Germany

[DE] Constitutional Court denies public service broadcasters emergency legal protection in dispute over licence fee increase

IRIS 2021-2:1/28

Christina Etteldorf

Institute of European Media Law

In a decision issued on 22 December 2020 in the dispute over a proposed increase in the broadcasting licence fee used to fund public service broadcasting in Germany, the Bundesverfassungsgericht (Federal Constitutional Court – BVerfG) rejected urgent applications submitted by the broadcasters forming the ARD, ZDF and Deutschlandradio contesting the block that one of the German Bundesländer had placed on the proposed increase. The broadcasters therefore failed in their attempt to ensure that the increase took effect on 1 January 2021 despite opposition to it, which was partly political in nature.

German households and businesses are (with some exceptions) currently obliged to pay a monthly licence fee of EUR 17.50, which is used to fund public service broadcasters. The fee is set in accordance with the broadcasters’ requirements. The process for establishing their financial requirements and adjusting the fee accordingly is clearly set out in the Rundfunkfinanzierungstaatsvertrag (State Treaty on the financing of broadcasting – RFinStV). The complex rules governing this process include the obligation for the broadcasters to present their requirements to the independent Kommission zur Ermittlung des Finanzbedarfs der Rundfunkanstalten (Commission for Determining the Financial Requirements of Broadcasters - KEF), which must examine them according to the principles of economy and efficiency. Every two years, the KEF submits a report on its evaluations to the governments of the German Bundesländer, who are responsible for media regulation, and includes a recommended licence fee in its report. This recommendation can only be disregarded under specific, strict conditions. In its most recent report, published in 2020, the KEF proposed that the fee should be increased by EUR 0.86 to EUR 18.36 from 1 January 2021. However, in order for an increase to take effect, all the parliaments of the German Länder must approve an amendment to the RFinStV. After the Saxony-Anhalt Parliament rejected the proposal, its Minister-President withdrew the bill on 8 December 2020, thereby blocking the licence fee increase.

The urgent proceedings initiated with the BVerfG by the broadcasters (along with a main procedure running in parallel) concerned (and still do concern) the question of whether the Saxony-Anhalt Parliament was actually allowed to reject the fee increase. According to the RFinStV, the state parliaments can only reject the KEF’s proposal if the fee increase is likely to impede free access to information or if the cost to the licence-holder is no longer reasonable. In either scenario, verifiable justification must be presented. However, in the broadcasters’ view, such justification had not been provided.

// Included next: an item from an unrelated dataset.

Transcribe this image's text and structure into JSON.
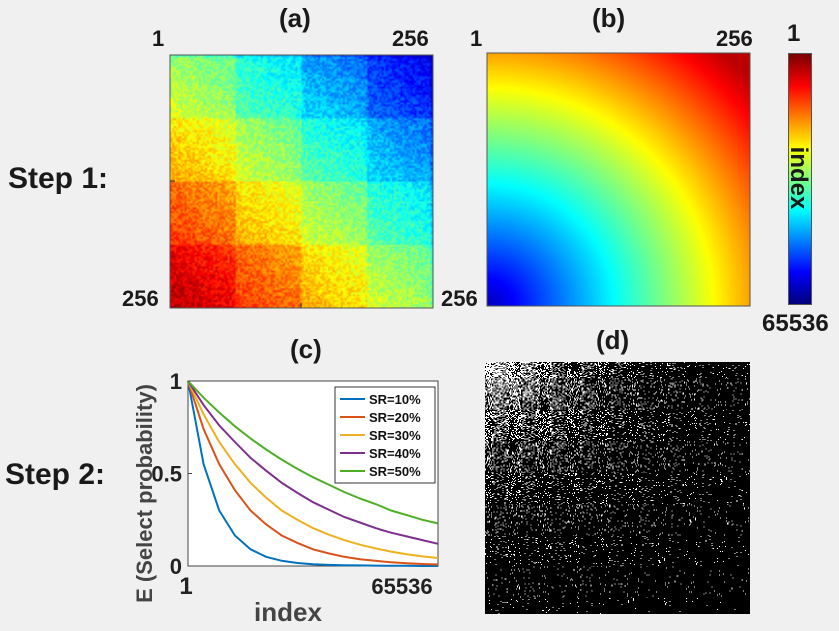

The BVerfG rejected the urgent application to impose the fee increase at least temporarily pending the outcome of the main procedure. However, it was not required to decide whether the Saxony-Anhalt Parliament’s refusal to approve the increase had been lawful, since the urgent proceedings only required it to weigh the consequences of not imposing an interim order and the main application being successful against the disadvantages that would result if the interim order was granted and the main application was later dismissed. In the court’s view, the broadcasters had failed to provide sufficient evidence that infringing the constitution by delaying the fee increase would be irreversibly and seriously detrimental. They would have had to show that the funds generated from the existing licence fee were insufficient to provide the programme portfolio examined by the KEF and that the broadcasters’ freedom of broadcasting would therefore have been irreparably infringed. However, the BVerfG did not believe that this had been plausibly substantiated because, under its own case law, retrospective financial compensation would become due if it was later found that the licence fee had been set in breach of the constitution. The ARD members should be able to continue providing their programmes for a limited period of time.

However, the BVerfG did not rule on the legality of the Saxony-Anhalt Parliament’s rejection of the proposal or the fixing of the licence fee. These questions will be dealt with in the pending Constitutional Court proceedings. Nevertheless, in its decision, the BVerfG stressed that the Saxony-Anhalt Parliament’s decision may well have infringed broadcasting freedoms.


References

  • BVerfG, Beschluss des Ersten Senats vom 22. Dezember 2020 (1 BvR 2756/20 - 1 BvR 2775/20 - 1 BvR 2777/20)
  • http://www.bverfg.de/e/rs20201222_1bvr275620.html
  • Federal Constitutional Court, ruling of the First Senate of 22 December 2020 (1 BvR 2756/20 - 1 BvR 2775/20 - 1 BvR 2777/20)

This article has been published in IRIS Legal Observations of the European Audiovisual Observatory.